Energy-based Surprise Minimization for Multi-Agent Value Factorization

翻译：以能源为基础的为多机构价值因素化而实现的 " 以能源为基础的惊喜 " 最小化

Karush Suri,Xiao Qi Shi,Konstantinos Plataniotis,Yuri Lawryshyn

from arxiv, Preprint, Under Review

Multi-Agent Reinforcement Learning (MARL) has demonstrated significant success in training decentralised policies in a centralised manner by making use of value factorization methods. However, addressing surprise across spurious states and approximation bias remain open problems for multi-agent settings. Towards this goal, we introduce the Energy-based MIXer (EMIX), an algorithm which minimizes surprise utilizing the energy across agents. Our contributions are threefold; (1) EMIX introduces a novel surprise minimization technique across multiple agents in the case of multi-agent partially-observable settings. (2) EMIX highlights a practical use of energy functions in MARL with theoretical guarantees and experiment validations of the energy operator.
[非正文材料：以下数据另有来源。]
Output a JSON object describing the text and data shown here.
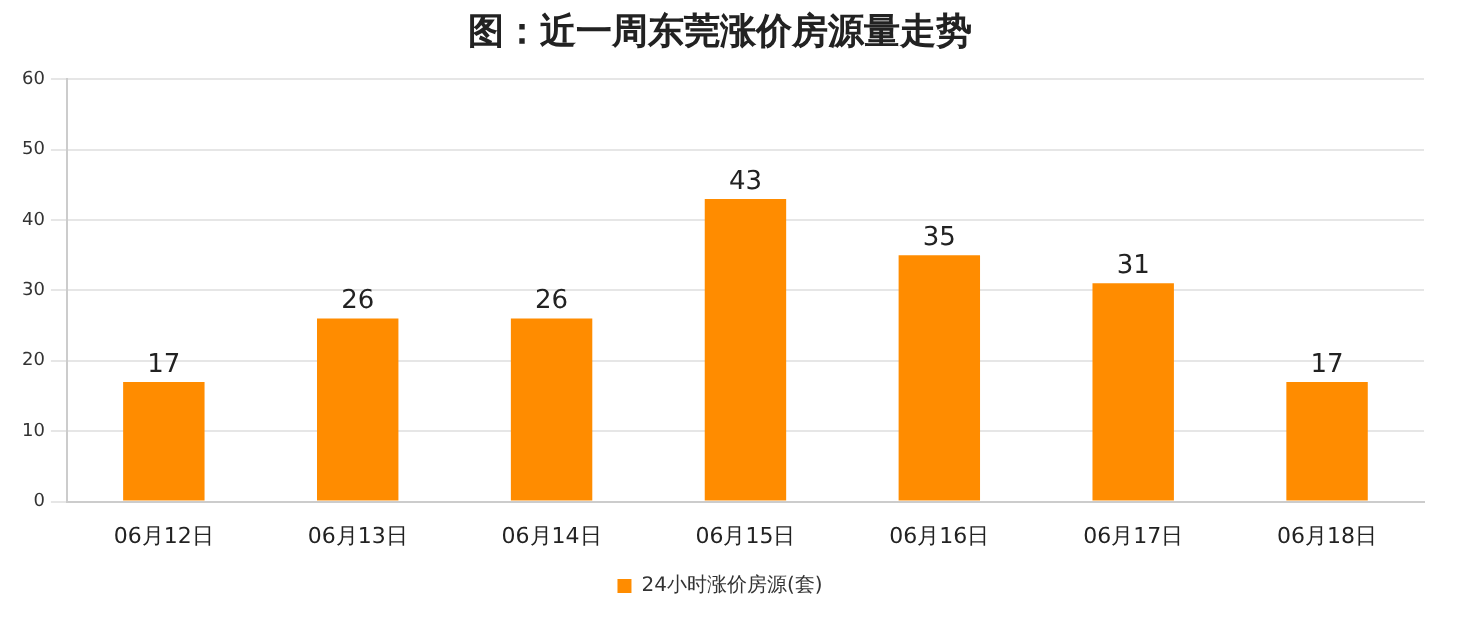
{
  "chart_data": {
    "type": "bar",
    "title": "图：近一周东莞涨价房源量走势",
    "categories": [
      "06月12日",
      "06月13日",
      "06月14日",
      "06月15日",
      "06月16日",
      "06月17日",
      "06月18日"
    ],
    "series": [
      {
        "name": "24小时涨价房源(套)",
        "color": "#ff8c00",
        "values": [
          17,
          26,
          26,
          43,
          35,
          31,
          17
        ]
      }
    ],
    "ylim": [
      0,
      60
    ],
    "yticks": [
      0,
      10,
      20,
      30,
      40,
      50,
      60
    ],
    "grid": "y",
    "legend": "bottom",
    "data_labels": true
  }
}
Lastly, (3) EMIX extends Maxmin Q-learning for addressing overestimation bias across agents in MARL. In a study of challenging StarCraft II micromanagement scenarios, EMIX demonstrates consistent stable performance for multiagent surprise minimization. Moreover, our ablation study highlights the necessity of the energy-based scheme and the need for elimination of overestimation bias in MARL. Our implementation of EMIX can be found at karush17.github.io/emix-web/.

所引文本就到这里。